[MUD-Dev] Re: PDMud thread summary

Jon A. Lambert jlsysinc at ix.netcom.com
Mon Oct 26 00:18:19 CET 1998


On 23 Oct 98, Chris Gray wrote:

> Date:          Fri, 23 Oct 1998 18:55:03 -0600
> From:          Chris Gray <cg at ami-cg.GraySage.Edmonton.AB.CA>
> To:            mud-dev at kanga.nu
> Subject:       [MUD-Dev] Re: PDMud thread summary
> Reply-to:      mud-dev at kanga.nu

> [Jon A. Lambert:]
> 
>  >I think Chris Gray mentioned fixing bytecode memory addresses 
>  >at startup, allowing direct jumps into functions.  While a performance
>  >boost, it makes dynamic registration and unregistration of modules
>  >more complex.
> 
> Yep. More complex, but not impossible. I guess my feeling is that
> module-unload events are fairly rare (module loading is pretty expensive,
> so you want to minimize them), so having to do a bit of work at that
> time, in order to save work throughout, may be a good trade-off.
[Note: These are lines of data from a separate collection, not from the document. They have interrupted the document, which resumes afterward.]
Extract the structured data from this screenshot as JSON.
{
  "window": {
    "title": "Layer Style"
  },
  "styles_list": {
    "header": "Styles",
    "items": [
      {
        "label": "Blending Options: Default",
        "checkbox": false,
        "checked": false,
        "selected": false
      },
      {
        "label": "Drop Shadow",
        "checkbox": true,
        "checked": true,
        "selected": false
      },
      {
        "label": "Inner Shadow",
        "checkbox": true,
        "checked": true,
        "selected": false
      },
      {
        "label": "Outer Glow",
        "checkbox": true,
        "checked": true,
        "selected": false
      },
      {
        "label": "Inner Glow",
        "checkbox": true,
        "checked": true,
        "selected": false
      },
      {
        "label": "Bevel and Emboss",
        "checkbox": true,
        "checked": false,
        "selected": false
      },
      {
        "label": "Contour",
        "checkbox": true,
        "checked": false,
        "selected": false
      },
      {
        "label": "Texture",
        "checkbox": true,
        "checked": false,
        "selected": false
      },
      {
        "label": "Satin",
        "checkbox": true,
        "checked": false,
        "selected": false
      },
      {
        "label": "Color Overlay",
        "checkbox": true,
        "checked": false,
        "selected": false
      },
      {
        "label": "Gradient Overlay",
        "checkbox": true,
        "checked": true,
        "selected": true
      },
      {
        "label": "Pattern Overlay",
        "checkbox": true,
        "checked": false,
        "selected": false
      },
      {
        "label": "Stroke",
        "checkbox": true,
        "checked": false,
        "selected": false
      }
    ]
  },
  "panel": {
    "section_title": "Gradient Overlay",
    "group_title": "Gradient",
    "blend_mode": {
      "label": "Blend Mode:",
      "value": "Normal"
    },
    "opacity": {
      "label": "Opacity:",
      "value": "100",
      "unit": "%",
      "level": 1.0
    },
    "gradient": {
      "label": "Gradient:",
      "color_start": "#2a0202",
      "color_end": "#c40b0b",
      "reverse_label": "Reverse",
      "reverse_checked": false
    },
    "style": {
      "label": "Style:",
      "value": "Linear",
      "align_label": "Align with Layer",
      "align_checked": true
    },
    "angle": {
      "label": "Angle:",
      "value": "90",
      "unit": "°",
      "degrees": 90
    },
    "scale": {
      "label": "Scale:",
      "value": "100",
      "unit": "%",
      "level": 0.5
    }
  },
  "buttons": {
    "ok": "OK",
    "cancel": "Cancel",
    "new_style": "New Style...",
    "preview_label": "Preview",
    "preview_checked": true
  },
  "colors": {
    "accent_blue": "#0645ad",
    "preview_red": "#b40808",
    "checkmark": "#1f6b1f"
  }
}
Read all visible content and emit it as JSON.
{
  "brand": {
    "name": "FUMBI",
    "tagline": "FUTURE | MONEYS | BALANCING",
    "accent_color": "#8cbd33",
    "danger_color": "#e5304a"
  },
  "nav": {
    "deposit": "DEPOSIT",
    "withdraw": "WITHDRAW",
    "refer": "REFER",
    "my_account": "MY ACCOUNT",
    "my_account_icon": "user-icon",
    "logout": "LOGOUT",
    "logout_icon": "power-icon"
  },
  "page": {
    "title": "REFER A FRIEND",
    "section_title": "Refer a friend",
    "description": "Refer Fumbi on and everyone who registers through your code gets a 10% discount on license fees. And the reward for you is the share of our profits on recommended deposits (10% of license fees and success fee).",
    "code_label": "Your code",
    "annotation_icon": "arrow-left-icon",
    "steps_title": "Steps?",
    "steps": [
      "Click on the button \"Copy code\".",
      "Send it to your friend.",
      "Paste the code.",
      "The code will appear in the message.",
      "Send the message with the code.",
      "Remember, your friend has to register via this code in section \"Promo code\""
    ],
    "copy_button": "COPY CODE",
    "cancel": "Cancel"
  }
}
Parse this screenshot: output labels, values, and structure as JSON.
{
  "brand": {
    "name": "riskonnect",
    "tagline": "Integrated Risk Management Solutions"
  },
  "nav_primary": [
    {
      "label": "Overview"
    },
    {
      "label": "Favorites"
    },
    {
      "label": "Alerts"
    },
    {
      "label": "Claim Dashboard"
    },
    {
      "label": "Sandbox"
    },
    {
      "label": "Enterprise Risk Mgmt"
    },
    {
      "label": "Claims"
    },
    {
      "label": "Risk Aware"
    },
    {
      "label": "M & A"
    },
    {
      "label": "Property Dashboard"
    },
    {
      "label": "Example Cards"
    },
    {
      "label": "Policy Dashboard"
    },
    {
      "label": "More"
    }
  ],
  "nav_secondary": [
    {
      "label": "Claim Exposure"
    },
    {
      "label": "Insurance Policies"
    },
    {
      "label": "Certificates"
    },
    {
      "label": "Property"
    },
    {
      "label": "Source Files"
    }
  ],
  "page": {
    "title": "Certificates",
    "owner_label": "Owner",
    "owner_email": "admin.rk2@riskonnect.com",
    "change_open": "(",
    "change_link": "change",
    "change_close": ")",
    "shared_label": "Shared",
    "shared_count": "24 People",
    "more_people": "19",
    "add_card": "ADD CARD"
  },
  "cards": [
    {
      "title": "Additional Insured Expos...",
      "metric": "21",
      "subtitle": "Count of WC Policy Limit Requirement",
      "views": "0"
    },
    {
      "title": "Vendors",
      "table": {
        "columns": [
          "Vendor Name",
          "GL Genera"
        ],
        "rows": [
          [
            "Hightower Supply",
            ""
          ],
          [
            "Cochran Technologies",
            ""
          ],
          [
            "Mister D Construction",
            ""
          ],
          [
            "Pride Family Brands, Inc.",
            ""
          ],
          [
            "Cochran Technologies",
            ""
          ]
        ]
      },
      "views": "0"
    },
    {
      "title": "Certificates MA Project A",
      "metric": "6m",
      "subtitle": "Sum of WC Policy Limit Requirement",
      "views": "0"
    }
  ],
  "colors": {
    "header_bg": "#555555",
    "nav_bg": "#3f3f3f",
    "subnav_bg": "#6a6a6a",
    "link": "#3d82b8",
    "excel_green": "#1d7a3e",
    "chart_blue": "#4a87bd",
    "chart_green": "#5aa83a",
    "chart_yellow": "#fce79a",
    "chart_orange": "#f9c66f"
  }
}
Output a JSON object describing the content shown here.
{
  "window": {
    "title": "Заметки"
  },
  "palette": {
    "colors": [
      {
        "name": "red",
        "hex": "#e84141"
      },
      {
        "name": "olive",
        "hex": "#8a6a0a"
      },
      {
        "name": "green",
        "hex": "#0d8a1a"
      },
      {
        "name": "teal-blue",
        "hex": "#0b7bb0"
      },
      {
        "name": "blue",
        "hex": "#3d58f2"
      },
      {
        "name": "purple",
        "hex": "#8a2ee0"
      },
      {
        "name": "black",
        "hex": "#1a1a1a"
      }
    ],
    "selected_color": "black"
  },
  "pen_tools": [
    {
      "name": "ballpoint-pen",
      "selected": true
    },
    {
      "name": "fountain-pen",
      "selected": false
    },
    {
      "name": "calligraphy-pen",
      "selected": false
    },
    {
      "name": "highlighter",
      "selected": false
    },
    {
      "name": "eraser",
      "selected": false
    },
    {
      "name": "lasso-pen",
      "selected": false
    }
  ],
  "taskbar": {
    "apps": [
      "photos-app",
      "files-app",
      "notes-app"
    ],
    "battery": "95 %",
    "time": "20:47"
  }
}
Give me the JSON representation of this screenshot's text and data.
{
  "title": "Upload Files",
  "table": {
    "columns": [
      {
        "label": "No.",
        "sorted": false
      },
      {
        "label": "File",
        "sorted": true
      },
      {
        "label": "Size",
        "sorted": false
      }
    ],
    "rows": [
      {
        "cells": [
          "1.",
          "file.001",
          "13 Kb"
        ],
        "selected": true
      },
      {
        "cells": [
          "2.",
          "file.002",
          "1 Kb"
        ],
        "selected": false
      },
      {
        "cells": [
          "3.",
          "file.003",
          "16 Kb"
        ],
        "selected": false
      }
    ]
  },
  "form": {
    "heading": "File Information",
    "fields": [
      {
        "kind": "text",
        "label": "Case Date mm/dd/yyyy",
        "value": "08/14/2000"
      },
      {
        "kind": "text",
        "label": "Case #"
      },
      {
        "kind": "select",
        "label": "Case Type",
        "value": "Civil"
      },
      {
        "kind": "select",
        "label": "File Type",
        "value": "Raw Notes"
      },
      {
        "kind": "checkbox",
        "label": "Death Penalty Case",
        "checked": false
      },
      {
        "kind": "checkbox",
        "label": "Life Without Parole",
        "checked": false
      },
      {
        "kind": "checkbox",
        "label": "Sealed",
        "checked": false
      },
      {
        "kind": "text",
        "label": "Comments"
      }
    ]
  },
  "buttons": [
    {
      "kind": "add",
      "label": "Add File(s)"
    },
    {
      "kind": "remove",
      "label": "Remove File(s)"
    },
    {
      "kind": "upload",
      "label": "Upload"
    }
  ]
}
Rare, unless modules can be instanced or otherwise replicated.  I 
mentioned that in another post tonight...  I think we can support 
both procedural languages and object-oriented languages as mud 
languages.  I'd prefer to support an object-oriented mud language, 
which might require support multiple instances of modules (at least 
any state they contain, not necessarily code)

>  >Are function calls resolved at compile-time, registration, or run-time?
> 
> Depends on what you mean by 'resolved'! Calls to visible names within
> a module should be resolved at compile time. Calls from one module to
> another that are fixed calls (not dependent on run-time data) can be
> resolved at registration (module load) time. Calls via pointers that
> MUD-code or module code can modify need to be at run-time. The comparative
> cost increases in that same sequence.

Would a successful compile automatically go ahead and register the 
module?   Any concerns here.  I've always thought an automated mud 
language source versioning system would be nice.

I agree with the above, but do we really want pointer accessability 
and modification in any mud language implementation.  Wouldn't this 
compromise a security system.  Maybe I'm misunderstanding the above?

>  >Having the return value, buys nothing either, since the caller may not use 
>  >it and wouldn't be able to build a proper mangled name.  
>  >  
>  >> int cast(int time, string spell)  ---->   #magic at cast!0x00000000$ri$ai$as
>  >> char foo(char * bptr, bar i)    ---->  #magic at foo!0x1FBA2000$rc$apc$aebar
>  >
>  >int cast(int time, string spell)  ---->   #magic at cast$ai$as 
>  >char foo(char * bptr, bar i)    ---->  #magic at foo$apc$aebar
> 
> ?? By dropping the result type you are forcing run-time type checking
> and a data representation that allows that. That sort of thing may be
> wanted for other reasons, but the module interface descriptions aren't
> a problem for it. I'm missing whatever you are getting at here.

Agreed.  The return type should be put back in.  
What I'm getting at here with the name-mangling is a cheap and 
reliable way to support polymorphism and inheritence.  

>  >For a standard call format, why not just have the caller push() it's address and then all the 
>  >arguments from left-to-right onto the stack then jump to the callee.  The callee pops() them 
>  >out and loads local variables right-to-left.  Return would pop() the return address off the 
>  >stack and push() the result and jump to the address just popped.
> 
> Sure, that's fairly standard. The other thing you often want is for the
> return instruction to pop/deallocate any local variables as well.

Aye.  How about support for static variables and recursion.  We 
haven't discussed module level variables (outside of functions).